Home is where the heart is. And the wave pool, home gymnasium, movie theatre, and guest quarters.

"Those things thought of as extras 10 years ago are now the norm," says Jeff Frame, president of Frame Architecture Inc. Things such as radiant heat and whole-house lighting controls. And now, he says, increasingly, a home theatre is expected, and its design must buffer sound from the rest of the house.

"Things once considered upgrades are now considered standard," Frame says.

Standard, anyway, in the 5,000-square-foot homes that dot the foothills in southwest Reno where the average new manse boasts five bedrooms, each with a private bath.

The owners of those properties, says Frame, are primarily Californians, but not retirees; they're still working after making the move to Nevada. Meanwhile, they want the house to work for them.

"They want the house to do everything," says Frame. "They expect a high degree of comfort. A house has to fit them like a glove."

And that, he says, is "an environment we create. People can sense when a design is thought out. It's an intrinsic value that fits."

In future, he sees a trend toward more environmentally sustainable green building. And that includes small houses but not to save forests from being felled. Rather, it's due to the soaring costs of construction materials.

"The McMansions are going to be gone," he says.

Until then, the 5,0000-square-foot McMansions are costing $300 to $400 per square foot to build. Figure a cool $2 mil, total.

Add to that the architect's fee, which can range from $30,000 to $100,000 depending on design. However, the fee is based partly on the effort needed to get the design through the review process. A lot of the hassle depends on location.

"Everyone has a homeowners association," says Frame. The homeowner wants something unique and custom, while the association is about standards. "It's a delicate balance."

It all starts with the question: "What do you want your house to do?"

As a person, are you public or private? Formal or casual? Do you like cozy rooms or vast spaces? Plus, the all- important amenity question: hobbies.

"Adding an art studio later may not be easy," says Frame. "It's all about flow."

All that information is gleaned before talking fee. In fact, says Frame, the very first thing is to look at the lot. It can make a big difference in extreme cases, such as that of the northeast Reno house precariously perched on a rocky outcrop overlooking Wildcreek Golf Course.

Frame started his firm four years ago, and has three employees. While he wants to grow the business to employ eight, he says, "With the labor shortage, it's tough to find good employees to grow the firm."
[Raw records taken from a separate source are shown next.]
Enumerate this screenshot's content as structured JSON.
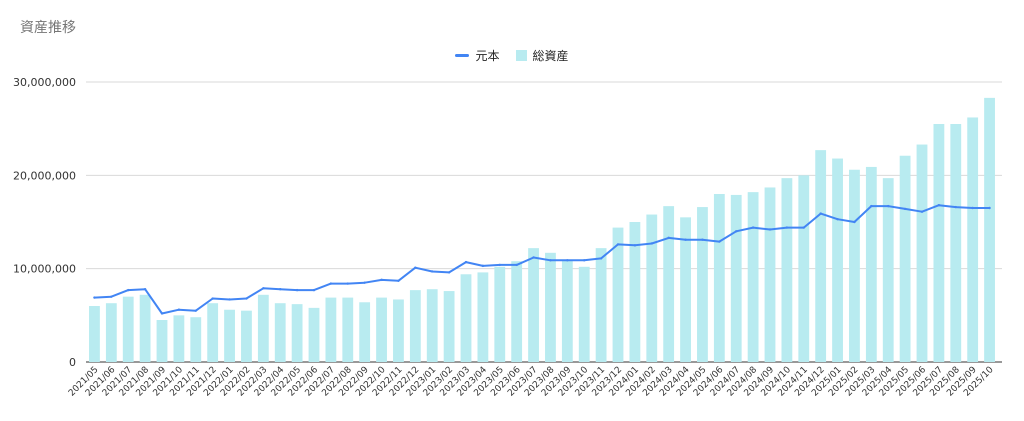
{
  "chart_data": {
    "type": "bar",
    "title": "資産推移",
    "legend_position": "top",
    "grid": true,
    "ylim": [
      0,
      30000000
    ],
    "y_ticks": [
      "0",
      "10,000,000",
      "20,000,000",
      "30,000,000"
    ],
    "categories": [
      "2021/05",
      "2021/06",
      "2021/07",
      "2021/08",
      "2021/09",
      "2021/10",
      "2021/11",
      "2021/12",
      "2022/01",
      "2022/02",
      "2022/03",
      "2022/04",
      "2022/05",
      "2022/06",
      "2022/07",
      "2022/08",
      "2022/09",
      "2022/10",
      "2022/11",
      "2022/12",
      "2023/01",
      "2023/02",
      "2023/03",
      "2023/04",
      "2023/05",
      "2023/06",
      "2023/07",
      "2023/08",
      "2023/09",
      "2023/10",
      "2023/11",
      "2023/12",
      "2024/01",
      "2024/02",
      "2024/03",
      "2024/04",
      "2024/05",
      "2024/06",
      "2024/07",
      "2024/08",
      "2024/09",
      "2024/10",
      "2024/11",
      "2024/12",
      "2025/01",
      "2025/02",
      "2025/03",
      "2025/04",
      "2025/05",
      "2025/06",
      "2025/07",
      "2025/08",
      "2025/09",
      "2025/10"
    ],
    "series": [
      {
        "name": "元本",
        "kind": "line",
        "color": "#4285f4",
        "values": [
          6900000,
          7000000,
          7700000,
          7800000,
          5200000,
          5600000,
          5500000,
          6800000,
          6700000,
          6800000,
          7900000,
          7800000,
          7700000,
          7700000,
          8400000,
          8400000,
          8500000,
          8800000,
          8700000,
          10100000,
          9700000,
          9600000,
          10700000,
          10300000,
          10400000,
          10400000,
          11200000,
          10900000,
          10900000,
          10900000,
          11100000,
          12600000,
          12500000,
          12700000,
          13300000,
          13100000,
          13100000,
          12900000,
          14000000,
          14400000,
          14200000,
          14400000,
          14400000,
          15900000,
          15300000,
          15000000,
          16700000,
          16700000,
          16400000,
          16100000,
          16800000,
          16600000,
          16500000,
          16500000
        ]
      },
      {
        "name": "総資産",
        "kind": "bar",
        "color": "#b8ebf0",
        "values": [
          6000000,
          6300000,
          7000000,
          7200000,
          4500000,
          5000000,
          4800000,
          6300000,
          5600000,
          5500000,
          7200000,
          6300000,
          6200000,
          5800000,
          6900000,
          6900000,
          6400000,
          6900000,
          6700000,
          7700000,
          7800000,
          7600000,
          9400000,
          9600000,
          10200000,
          10800000,
          12200000,
          11700000,
          10900000,
          10200000,
          12200000,
          14400000,
          15000000,
          15800000,
          16700000,
          15500000,
          16600000,
          18000000,
          17900000,
          18200000,
          18700000,
          19700000,
          20000000,
          22700000,
          21800000,
          20600000,
          20900000,
          19700000,
          22100000,
          23300000,
          25500000,
          25500000,
          26200000,
          28300000
        ]
      }
    ]
  }
}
Another challenge he deals with daily is the threat of becoming pigeon-holed as a residential architect. When architects start out on their own, doing residential is easiest, he says.

However, he says, "An architect should be a Renaissance man."

So he also does commercial and industrial. Among his portfolio: Snippets and Helley Hansen at Summit Sierra. Both are corporate properties that must reflect the core design, yet look remade to conform to the overall standards of their location. His design for Fresh Energy, a food store on South Virginia Street, is being taken by the owner as a prototype for a chain of stores.

And, Frame designed the River's Edge restaurant building at Sierra and First streets in downtown Reno. There, in contrast to the hotel-sized homes in southwest Reno, the challenge was this: Not enough room.